Miasto sprawia dobre wrażenie, świat elegancki obecny. Burzliwa historia związana z przechodzeniem z rak do rak nie odbiła się na wyglądzie miasteczka. Do niedawna była to jedna ze wsi zagubiona gdzieś w górach. W połowie XIX wieku stało się bardzo modne za sprawą Anglików, którzy zresztą wtedy bardzo promowali Włochy jako miejsce wypoczynku – obecnie przenieśli te uczucia na Hiszpanię. Powstały wtedy w Cortinie liczne hotele i pensjonaty, dociągnięto kolej (obecnie nieczynnym torowiskiem prowadzi ścieżka rowerowa). Włosi bardzo chcieli mieć u siebie taki kurort, po wybuchu konfliktu włosko – austriackiego w 1915 roku Austriacy musieli opuścić miasteczko ale front stał blisko trzy lata na okolicznych przełęczach. Austriacy powrócili na krótko po triumfie w bitwie nad Isonzo jesienią 1917 roku ale w 1920 roku, po traktacie z Saint-Germain-en-Laye ostatecznie wkroczyli tu Włosi. Dalsza opowieść to dobrze nam znana arogancja władzy i wybuch nacjonalizmu: pomimo wieloletnich związków z Tyrolem Cortinę przyłączono do Cadoru i prowincji Belluno – widocznie splendor miał spłynąć na Włochy choć Cortina to od wieków Tyrol! Mieszkańcy Cortiny obecnie toczą bitwę o połączenie ich miejscowości z prowincja autonomiczną Południowy Tyrol – w referendum 78% opowiedziało się za takim rozwiązaniem. Władze nie chcą się na to zgodzić i wynajdują kruczki prawne aby opóźnić ten proces. Wszędzie jak widać władza chce wiedzieć lepiej, a poprawianie historii stanowi stałą pokusę, szczególnie faszyzujących rządów. Wraz ze znormalnieniem te praktyki odkręca się najtrudniej bo raz obudzony demon żyje sobie długo i dobrze. Niby daleko od granic ale jesteśmy na pograniczu…

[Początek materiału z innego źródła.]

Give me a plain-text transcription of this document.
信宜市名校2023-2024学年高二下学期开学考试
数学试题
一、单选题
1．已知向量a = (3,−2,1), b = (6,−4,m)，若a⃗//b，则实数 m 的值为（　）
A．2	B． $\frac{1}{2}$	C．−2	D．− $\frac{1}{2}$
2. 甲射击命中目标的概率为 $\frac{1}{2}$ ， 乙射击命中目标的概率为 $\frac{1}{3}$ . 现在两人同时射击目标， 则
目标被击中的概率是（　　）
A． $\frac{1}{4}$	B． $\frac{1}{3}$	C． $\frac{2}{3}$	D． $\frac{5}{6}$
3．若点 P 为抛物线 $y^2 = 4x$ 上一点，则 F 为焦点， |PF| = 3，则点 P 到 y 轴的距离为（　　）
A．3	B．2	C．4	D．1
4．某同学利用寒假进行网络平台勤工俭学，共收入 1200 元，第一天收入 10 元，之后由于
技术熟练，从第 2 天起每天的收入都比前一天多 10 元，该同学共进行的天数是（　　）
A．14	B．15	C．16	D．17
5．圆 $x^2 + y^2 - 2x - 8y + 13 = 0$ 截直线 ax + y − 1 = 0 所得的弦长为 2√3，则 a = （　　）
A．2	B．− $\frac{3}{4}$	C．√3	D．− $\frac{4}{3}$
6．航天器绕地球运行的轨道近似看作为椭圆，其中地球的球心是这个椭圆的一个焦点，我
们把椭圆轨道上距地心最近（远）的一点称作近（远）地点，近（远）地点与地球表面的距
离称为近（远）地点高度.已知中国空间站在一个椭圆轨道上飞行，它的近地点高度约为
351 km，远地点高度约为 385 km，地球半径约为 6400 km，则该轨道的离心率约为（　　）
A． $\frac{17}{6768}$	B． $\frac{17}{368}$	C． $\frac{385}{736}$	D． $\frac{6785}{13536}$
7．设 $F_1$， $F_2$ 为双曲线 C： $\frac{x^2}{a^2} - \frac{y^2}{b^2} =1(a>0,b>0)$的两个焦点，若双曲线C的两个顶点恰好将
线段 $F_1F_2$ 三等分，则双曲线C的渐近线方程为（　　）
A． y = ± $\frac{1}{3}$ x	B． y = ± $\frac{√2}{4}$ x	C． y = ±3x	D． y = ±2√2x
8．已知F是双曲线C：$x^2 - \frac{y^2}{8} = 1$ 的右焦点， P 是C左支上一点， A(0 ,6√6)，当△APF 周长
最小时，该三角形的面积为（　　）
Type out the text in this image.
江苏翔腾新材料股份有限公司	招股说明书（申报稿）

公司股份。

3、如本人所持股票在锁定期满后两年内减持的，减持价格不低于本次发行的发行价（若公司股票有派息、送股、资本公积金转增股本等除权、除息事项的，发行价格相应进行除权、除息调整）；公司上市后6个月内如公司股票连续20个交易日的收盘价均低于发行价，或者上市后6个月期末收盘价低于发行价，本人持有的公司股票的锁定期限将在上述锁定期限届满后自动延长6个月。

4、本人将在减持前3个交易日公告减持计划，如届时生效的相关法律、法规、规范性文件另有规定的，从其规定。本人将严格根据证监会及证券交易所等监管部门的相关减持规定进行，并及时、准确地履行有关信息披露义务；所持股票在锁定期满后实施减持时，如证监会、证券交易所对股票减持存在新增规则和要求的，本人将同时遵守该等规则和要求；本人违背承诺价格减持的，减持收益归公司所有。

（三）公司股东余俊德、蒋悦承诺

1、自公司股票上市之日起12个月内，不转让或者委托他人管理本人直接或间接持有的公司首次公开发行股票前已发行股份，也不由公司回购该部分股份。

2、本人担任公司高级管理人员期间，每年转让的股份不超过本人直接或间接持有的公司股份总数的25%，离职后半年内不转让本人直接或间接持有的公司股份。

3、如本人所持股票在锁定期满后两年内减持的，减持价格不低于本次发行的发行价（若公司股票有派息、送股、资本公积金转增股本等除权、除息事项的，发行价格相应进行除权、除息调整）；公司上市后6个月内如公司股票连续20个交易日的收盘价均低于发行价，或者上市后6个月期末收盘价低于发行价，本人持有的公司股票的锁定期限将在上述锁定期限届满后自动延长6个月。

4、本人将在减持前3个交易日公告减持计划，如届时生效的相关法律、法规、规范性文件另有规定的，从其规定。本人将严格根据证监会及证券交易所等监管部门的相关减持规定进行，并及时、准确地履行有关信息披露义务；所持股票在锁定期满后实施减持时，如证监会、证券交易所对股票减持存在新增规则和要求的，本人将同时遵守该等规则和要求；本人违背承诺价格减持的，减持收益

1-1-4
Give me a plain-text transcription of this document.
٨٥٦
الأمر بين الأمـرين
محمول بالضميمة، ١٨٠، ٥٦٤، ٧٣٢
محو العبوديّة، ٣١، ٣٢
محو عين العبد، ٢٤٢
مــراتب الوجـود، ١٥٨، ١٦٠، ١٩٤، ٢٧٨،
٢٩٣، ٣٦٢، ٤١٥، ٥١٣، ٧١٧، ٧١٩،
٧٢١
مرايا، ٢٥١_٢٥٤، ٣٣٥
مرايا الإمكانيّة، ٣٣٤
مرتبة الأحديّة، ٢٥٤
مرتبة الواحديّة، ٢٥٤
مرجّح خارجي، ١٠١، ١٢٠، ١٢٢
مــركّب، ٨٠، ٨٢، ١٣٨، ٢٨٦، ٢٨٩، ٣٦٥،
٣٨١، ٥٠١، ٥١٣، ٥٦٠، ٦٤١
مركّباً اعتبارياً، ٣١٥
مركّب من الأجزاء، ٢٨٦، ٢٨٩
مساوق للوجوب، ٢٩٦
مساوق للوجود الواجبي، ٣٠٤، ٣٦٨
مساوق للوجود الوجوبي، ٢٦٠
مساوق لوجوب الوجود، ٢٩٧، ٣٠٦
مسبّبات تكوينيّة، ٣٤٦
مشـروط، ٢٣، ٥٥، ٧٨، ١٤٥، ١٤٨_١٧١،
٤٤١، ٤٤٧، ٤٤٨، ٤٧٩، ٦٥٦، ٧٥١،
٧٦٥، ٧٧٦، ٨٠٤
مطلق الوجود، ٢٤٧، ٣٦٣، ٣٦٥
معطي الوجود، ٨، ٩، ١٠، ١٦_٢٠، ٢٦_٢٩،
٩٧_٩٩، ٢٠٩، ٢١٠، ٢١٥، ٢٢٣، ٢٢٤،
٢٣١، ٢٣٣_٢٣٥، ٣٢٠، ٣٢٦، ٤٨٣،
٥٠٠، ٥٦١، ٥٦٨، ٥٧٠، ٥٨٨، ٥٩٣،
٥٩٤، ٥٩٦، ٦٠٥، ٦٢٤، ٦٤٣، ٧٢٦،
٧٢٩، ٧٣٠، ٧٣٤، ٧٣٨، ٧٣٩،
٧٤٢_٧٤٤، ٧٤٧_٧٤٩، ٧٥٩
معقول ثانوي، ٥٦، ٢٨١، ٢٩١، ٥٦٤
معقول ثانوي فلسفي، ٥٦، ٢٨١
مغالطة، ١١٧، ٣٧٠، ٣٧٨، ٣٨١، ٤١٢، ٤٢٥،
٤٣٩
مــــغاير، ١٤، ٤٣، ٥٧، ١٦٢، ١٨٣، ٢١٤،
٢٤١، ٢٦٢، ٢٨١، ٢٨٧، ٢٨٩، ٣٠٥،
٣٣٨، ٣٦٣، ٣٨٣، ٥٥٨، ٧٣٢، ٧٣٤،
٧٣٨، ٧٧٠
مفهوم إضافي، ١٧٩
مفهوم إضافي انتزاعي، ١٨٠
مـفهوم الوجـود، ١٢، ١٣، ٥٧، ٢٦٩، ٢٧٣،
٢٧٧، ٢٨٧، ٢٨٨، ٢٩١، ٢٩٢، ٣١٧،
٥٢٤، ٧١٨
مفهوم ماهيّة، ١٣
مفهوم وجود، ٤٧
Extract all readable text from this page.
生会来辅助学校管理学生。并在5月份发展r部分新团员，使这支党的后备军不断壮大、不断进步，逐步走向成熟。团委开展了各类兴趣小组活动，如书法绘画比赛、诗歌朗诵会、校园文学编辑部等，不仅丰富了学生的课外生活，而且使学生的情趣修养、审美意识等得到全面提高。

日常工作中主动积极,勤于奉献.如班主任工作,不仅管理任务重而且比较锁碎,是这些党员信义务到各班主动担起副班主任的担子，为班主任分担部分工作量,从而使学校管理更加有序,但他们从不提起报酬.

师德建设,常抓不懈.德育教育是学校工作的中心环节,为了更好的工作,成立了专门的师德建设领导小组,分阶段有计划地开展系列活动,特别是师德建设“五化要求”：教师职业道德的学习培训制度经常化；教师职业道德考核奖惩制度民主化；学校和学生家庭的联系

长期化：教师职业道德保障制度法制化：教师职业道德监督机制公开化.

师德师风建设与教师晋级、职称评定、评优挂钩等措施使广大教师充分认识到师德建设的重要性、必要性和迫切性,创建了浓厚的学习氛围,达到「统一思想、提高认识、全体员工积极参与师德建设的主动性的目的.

Ciasnymi serpentynami wspinam się na przełęcz Pordoi. Droga we władaniu motocyklistów. W ogóle drogi w Dolomitach to raj motocyklowy. Mnóstwo tras przez wysoko położone przełęcze, wspaniałe widoki. Grossglocknerstrasse – słynna trasa w Wysokich Taurach w Austrii jest tylko wyżej położona, ale tu i zakręty lepsze i drogi darmowe. Nic dziwnego, ze co chwila słychać ryk maszyn dosiadanych przez jeźdżców.
Na przełęczy Pordoi krótki postój, po czym w dół do Arabby. Piękne miasteczko, kameralne, dobre na narty zimą a latem ciche (oprócz motocykli). Zgłodniałem zatem parkuję przy knajpie obok innych moturzystów. Kelnerka odmawia rozmowy po niemiecku, proponuje angielski, przypominam sobie zatem parę słów po włosku, czym zyskuję sobie jej sympatię.
Na kolejnej przełęczy: Col di Lana gdzie trzeba pokonać z Arabby 33 zakręty stoi muzeum z czasów I wojny światowej. Prawie trzy lata front stał w górach o wysokości ponad 3000 m n.p.m. Trzy lata żołnierze żyli w lodowych okopach, targano w góry ciężki sprzęt, armaty, drążono sztolnie, podkopywano nieprzyjaciół i usiłowano wysadzić w powietrze nieprzyjacielskie umocnienia. Zdjęcia i elementy rynsztunku ilustrują ten heroiczny okres. Obecna wojna w klimatyzowanych czołgach, z grającą w słuchawkach muzyką, z podciągniętymi kuchniami z ciepłymi posiłkami to luksusowy urlop w porównaniu z tamtą.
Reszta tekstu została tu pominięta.